Yes, the house is yours but beware because if your common law spouse contributed to the preservation or maintenance of that property through either financial or non-financial means (i.e. cooking, cleaning, etc.) then he or she may have a claim for unjust enrichment, constructive trust or a resulting trust.
The principles of unjust enrichment are:
- an enrichment of one spouse
- a corresponding deprivation of the other
- no juristic/legal reason for the enrichment
A claim for unjust enrichment will result in the compensation of your spouse for his or her contributions which resulted in your enrichment and his or her corresponding deprivation.
A claim for constructive trust, on the other hand, will result in your spouse gaining an actual ownership interest in the property in question proportionate to the contributions made.

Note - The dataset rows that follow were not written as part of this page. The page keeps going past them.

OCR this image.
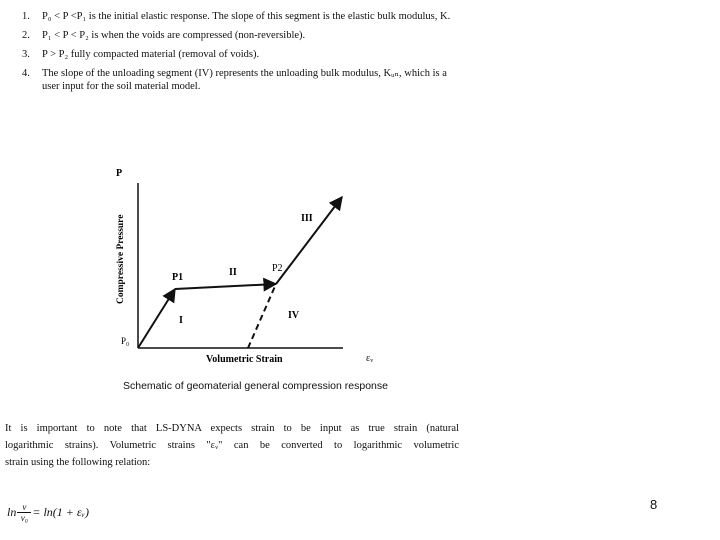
1.	P₀ < P <P₁ is the initial elastic response. The slope of this segment is the elastic bulk modulus, K.
2.	P₁ < P < P₂ is when the voids are compressed (non-reversible).
3.	P > P₂ fully compacted material (removal of voids).
4.	The slope of the unloading segment (IV) represents the unloading bulk modulus, Kᵤₙ, which is a user input for the soil material model.
P
Compressive Pressure
P₀
P1
P2
I
II
III
IV
Volumetric Strain	εᵥ
Schematic of geomaterial general compression response
It is important to note that LS-DYNA expects strain to be input as true strain (natural
logarithmic strains). Volumetric strains "εᵥ" can be converted to logarithmic volumetric
strain using the following relation:
$\ln \frac{v}{\text{v₀}} = \ln(1$ + εᵥ)	8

These contributions can be either financial or non-financial and in order to be successful in a claim for constructive trust, your spouse will have to satisfy the principles of unjust enrichment as well as evince some sort of nexus between the contributions made and the property owned.
Lastly, your spouse may make a claim for a resulting trust. Typically, this claim arises when there is a financial contribution made to the acquisition or maintenance of property vesting a beneficial interest in the individual who contributed and legal title solely in the other individual. If a common intention can be found, based on the conduct of the parties, then an interest accrues on the party without legal title and a resulting trust arises.